We can also create closures with the use keyword.

$callbacks = array();
for($i = 1; $i <= 10; $i++) {
    array_push($callbacks, function() use ($i) {
        echo "$i\n";
    });
}

foreach($callbacks as $callback) {
    $callback();
}

Which is totally amazing if you need a really convoluted way of remembering how to count to 10.

With these handy new functional tools we can add currying to PHP. Some background: currying is a functional programming method named for actor Tim Curry who fell in love with Haskell during the filming of Congo in 1995. It’s a way of using functions returning functions to make code more expressive. If you’re not familiar with it, I’ll let Crockford explain it.

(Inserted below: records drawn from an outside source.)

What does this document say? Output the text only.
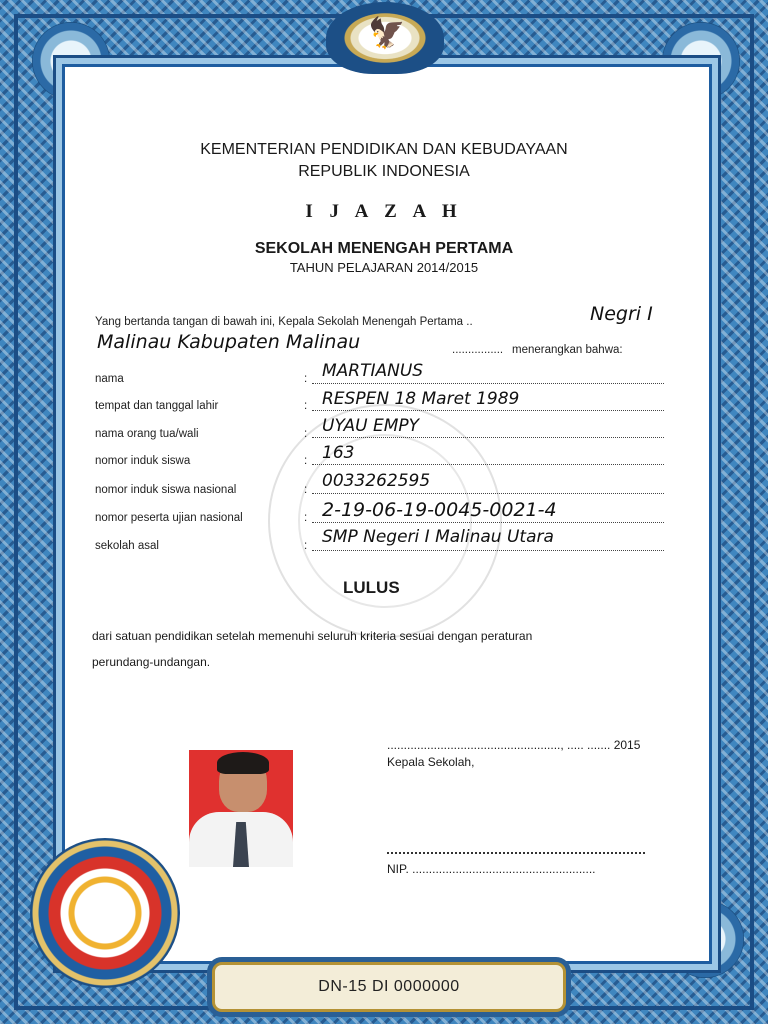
🦅
KEMENTERIAN PENDIDIKAN DAN KEBUDAYAAN
REPUBLIK INDONESIA
I J A Z A H
SEKOLAH MENENGAH PERTAMA
TAHUN PELAJARAN 2014/2015
Yang bertanda tangan di bawah ini, Kepala Sekolah Menengah Pertama ..	Negri I
Malinau Kabupaten Malinau	................ menerangkan bahwa:
nama	: MARTIANUS
tempat dan tanggal lahir	: RESPEN 18 Maret 1989
nama orang tua/wali	: UYAU EMPY
nomor induk siswa	: 163
nomor induk siswa nasional	: 0033262595
nomor peserta ujian nasional	: 2-19-06-19-0045-0021-4
sekolah asal	: SMP Negeri I Malinau Utara
LULUS
dari satuan pendidikan setelah memenuhi seluruh kriteria sesuai dengan peraturan
perundang-undangan.
...................................................., ..... ....... 2015
Kepala Sekolah,
NIP. .......................................................
DN-15 DI 0000000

Fortunately for Crockford, JavaScript has a healthy basis in functional programming. Fortunately for us, 5.3 goes just far enough that we can implement it in PHP.

function curry($fn, $arg) {
    return function() use ($fn, $arg) {
        $args = func_get_args();
        array_unshift($args, $arg);
        return call_user_func_array($fn, $args);
    };
}

Really straightforward. You pass it a function and the argument you want to bake in. It forms an array where the first element is the baked-in value and the other values are whatever other arguments get passed to the function. func_get_args is a ridiculously-named but inarguably helpful function in PHP core which gives us every argument passed to the current function as an array. array_unshift is used to prepend our baked-in value to that array. call_user_func_array finally unpacks the array and passes it to $fn as a list of arguments. This all gets closured up and returned to the caller. Let’s see how we can use it:

function add($a, $b, $c) {
    return $a + $b + $c;
}

$add1 = curry('add', 1);

echo $add1(2, 3); // 6

It works. Try it out! We create a new function reference, $add1, which uses the add function but sets $a to always be 1. But what if we want to take this a little further and pass in a function instead of a function name?

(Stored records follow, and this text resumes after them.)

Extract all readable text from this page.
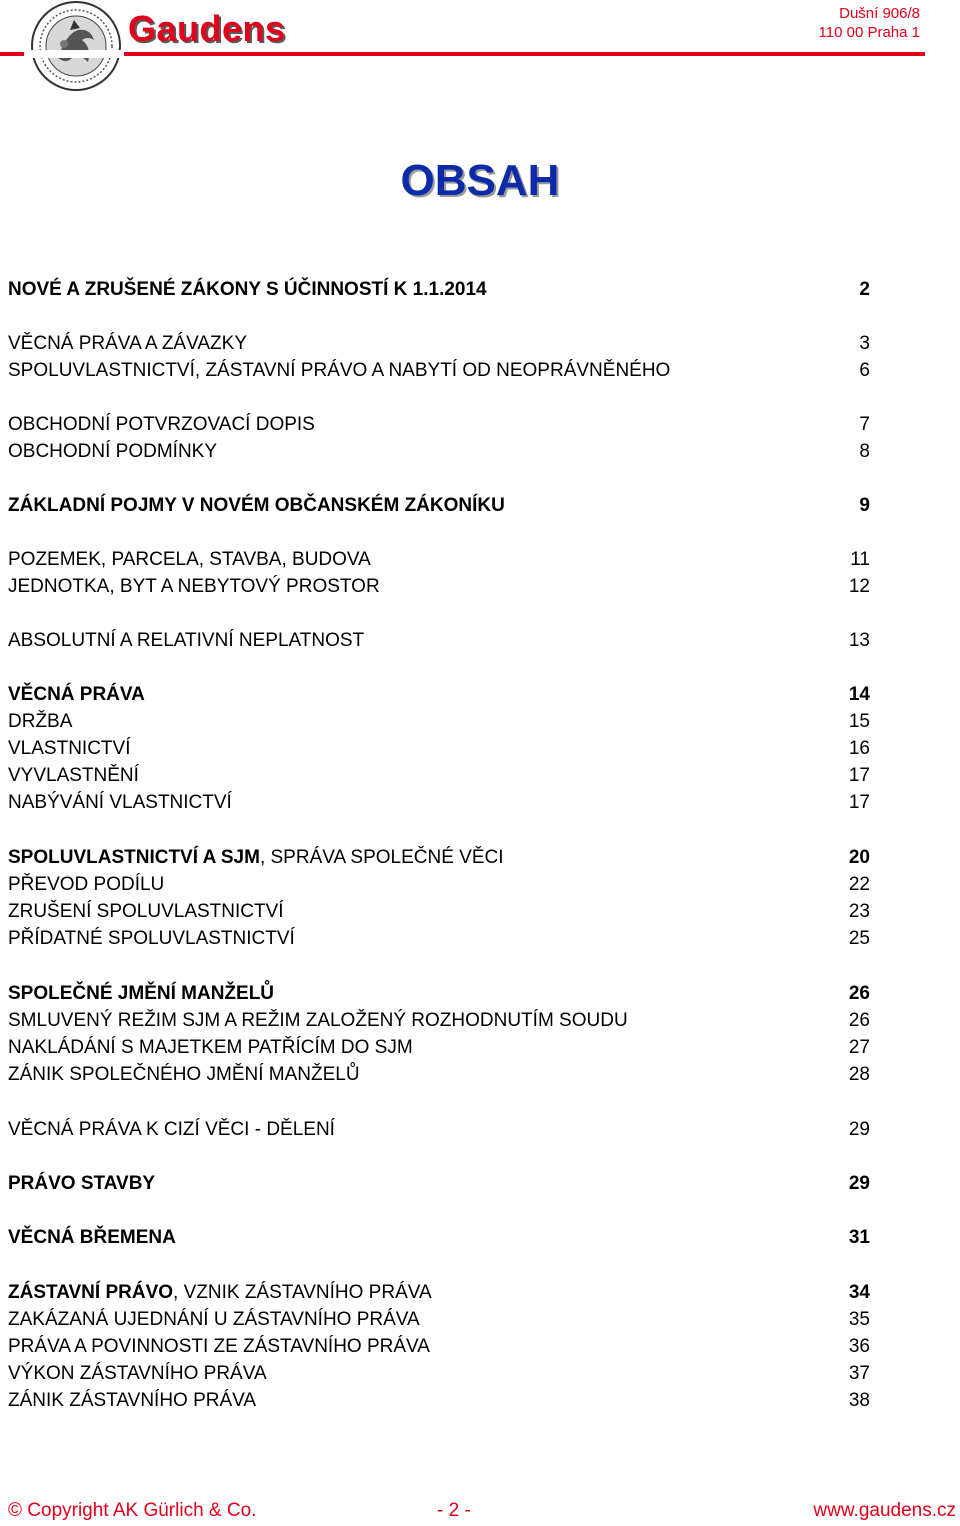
Gaudens	Dušní 906/8
110 00 Praha 1
OBSAH
NOVÉ A ZRUŠENÉ ZÁKONY S ÚČINNOSTÍ K 1.1.2014	2
VĚCNÁ PRÁVA A ZÁVAZKY	3
SPOLUVLASTNICTVÍ, ZÁSTAVNÍ PRÁVO A NABYTÍ OD NEOPRÁVNĚNÉHO	6
OBCHODNÍ POTVRZOVACÍ DOPIS	7
OBCHODNÍ PODMÍNKY	8
ZÁKLADNÍ POJMY V NOVÉM OBČANSKÉM ZÁKONÍKU	9
POZEMEK, PARCELA, STAVBA, BUDOVA	11
JEDNOTKA, BYT A NEBYTOVÝ PROSTOR	12
ABSOLUTNÍ A RELATIVNÍ NEPLATNOST	13
VĚCNÁ PRÁVA	14
DRŽBA	15
VLASTNICTVÍ	16
VYVLASTNĚNÍ	17
NABÝVÁNÍ VLASTNICTVÍ	17
SPOLUVLASTNICTVÍ A SJM, SPRÁVA SPOLEČNÉ VĚCI	20
PŘEVOD PODÍLU	22
ZRUŠENÍ SPOLUVLASTNICTVÍ	23
PŘÍDATNÉ SPOLUVLASTNICTVÍ	25
SPOLEČNÉ JMĚNÍ MANŽELŮ	26
SMLUVENÝ REŽIM SJM A REŽIM ZALOŽENÝ ROZHODNUTÍM SOUDU	26
NAKLÁDÁNÍ S MAJETKEM PATŘÍCÍM DO SJM	27
ZÁNIK SPOLEČNÉHO JMĚNÍ MANŽELŮ	28
VĚCNÁ PRÁVA K CIZÍ VĚCI - DĚLENÍ	29
PRÁVO STAVBY	29
VĚCNÁ BŘEMENA	31
ZÁSTAVNÍ PRÁVO, VZNIK ZÁSTAVNÍHO PRÁVA	34
ZAKÁZANÁ UJEDNÁNÍ U ZÁSTAVNÍHO PRÁVA	35
PRÁVA A POVINNOSTI ZE ZÁSTAVNÍHO PRÁVA	36
VÝKON ZÁSTAVNÍHO PRÁVA	37
ZÁNIK ZÁSTAVNÍHO PRÁVA	38
© Copyright AK Gürlich & Co.	- 2 -	www.gaudens.cz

$add = function($a, $b, $c) {
    return $a + $b + $c;
};

$add2 = curry($add, 2);

echo $add2(4, 5); // 11

Notice how we pass $add? Turns out that works too. call_user_func_array totally has your back on this one. It doesn’t care if it’s a string, a closure, whatever, it just gets on with it. But what if we want to (and to be honest, this is going to be about 99% of the cases in any real PHP program) call it with a class method?

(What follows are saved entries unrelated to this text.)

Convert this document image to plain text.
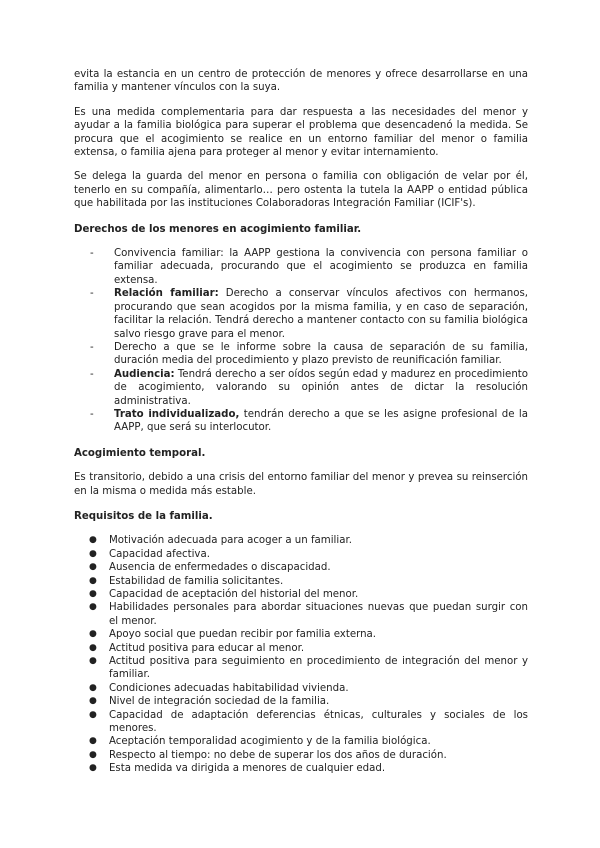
evita la estancia en un centro de protección de menores y ofrece desarrollarse en una familia y mantener vínculos con la suya.

Es una medida complementaria para dar respuesta a las necesidades del menor y ayudar a la familia biológica para superar el problema que desencadenó la medida. Se procura que el acogimiento se realice en un entorno familiar del menor o familia extensa, o familia ajena para proteger al menor y evitar internamiento.

Se delega la guarda del menor en persona o familia con obligación de velar por él, tenerlo en su compañía, alimentarlo… pero ostenta la tutela la AAPP o entidad pública que habilitada por las instituciones Colaboradoras Integración Familiar (ICIF's).

Derechos de los menores en acogimiento familiar.

- Convivencia familiar: la AAPP gestiona la convivencia con persona familiar o familiar adecuada, procurando que el acogimiento se produzca en familia extensa.
- Relación familiar: Derecho a conservar vínculos afectivos con hermanos, procurando que sean acogidos por la misma familia, y en caso de separación, facilitar la relación. Tendrá derecho a mantener contacto con su familia biológica salvo riesgo grave para el menor.
- Derecho a que se le informe sobre la causa de separación de su familia, duración media del procedimiento y plazo previsto de reunificación familiar.
- Audiencia: Tendrá derecho a ser oídos según edad y madurez en procedimiento de acogimiento, valorando su opinión antes de dictar la resolución administrativa.
- Trato individualizado, tendrán derecho a que se les asigne profesional de la AAPP, que será su interlocutor.

Acogimiento temporal.

Es transitorio, debido a una crisis del entorno familiar del menor y prevea su reinserción en la misma o medida más estable.

Requisitos de la familia.

● Motivación adecuada para acoger a un familiar.
● Capacidad afectiva.
● Ausencia de enfermedades o discapacidad.
● Estabilidad de familia solicitantes.
● Capacidad de aceptación del historial del menor.
● Habilidades personales para abordar situaciones nuevas que puedan surgir con el menor.
● Apoyo social que puedan recibir por familia externa.
● Actitud positiva para educar al menor.
● Actitud positiva para seguimiento en procedimiento de integración del menor y familiar.
● Condiciones adecuadas habitabilidad vivienda.
● Nivel de integración sociedad de la familia.
● Capacidad de adaptación deferencias étnicas, culturales y sociales de los menores.
● Aceptación temporalidad acogimiento y de la familia biológica.
● Respecto al tiempo: no debe de superar los dos años de duración.
● Esta medida va dirigida a menores de cualquier edad.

This is where call_user_func_array lets us down a little bit. No worries, we can work around it by editing our curry function just a little:

function curry($fn, $arg, $obj = null) {
    return function() use ($fn, $arg, $obj) {
        $args = func_get_args();
        array_unshift($args, $arg);
        if($obj) {
            $fn = array($obj, $fn);
        }
        return call_user_func_array($fn, $args);
    };
}

So we allow an optional object to be passed and if that exists, we create the closure around that object’s method. Here’s how we’d use it:

class Adder {
    public function add($a, $b, $c) {
        return $a + $b + $c;
    }
}

$add3 = curry('add', 3, new Adder());

echo $add3(6, 7); // 16

Most of the time you’re going to be passing $this into it so you can curry a class’s own methods. This is where currying actually came in handy for me recently: I was working with a class method which took two parameters, from and to for a source and a destination. Most of the time I was using the same source but having to pass a reference to that resource in an ugly way. Not so with currying! I just curry the function with from baked in, give it a more meaningful name and then just reference that new method from there on.

So there we go, the best PHP curry this side of Tooting. Next up: partials.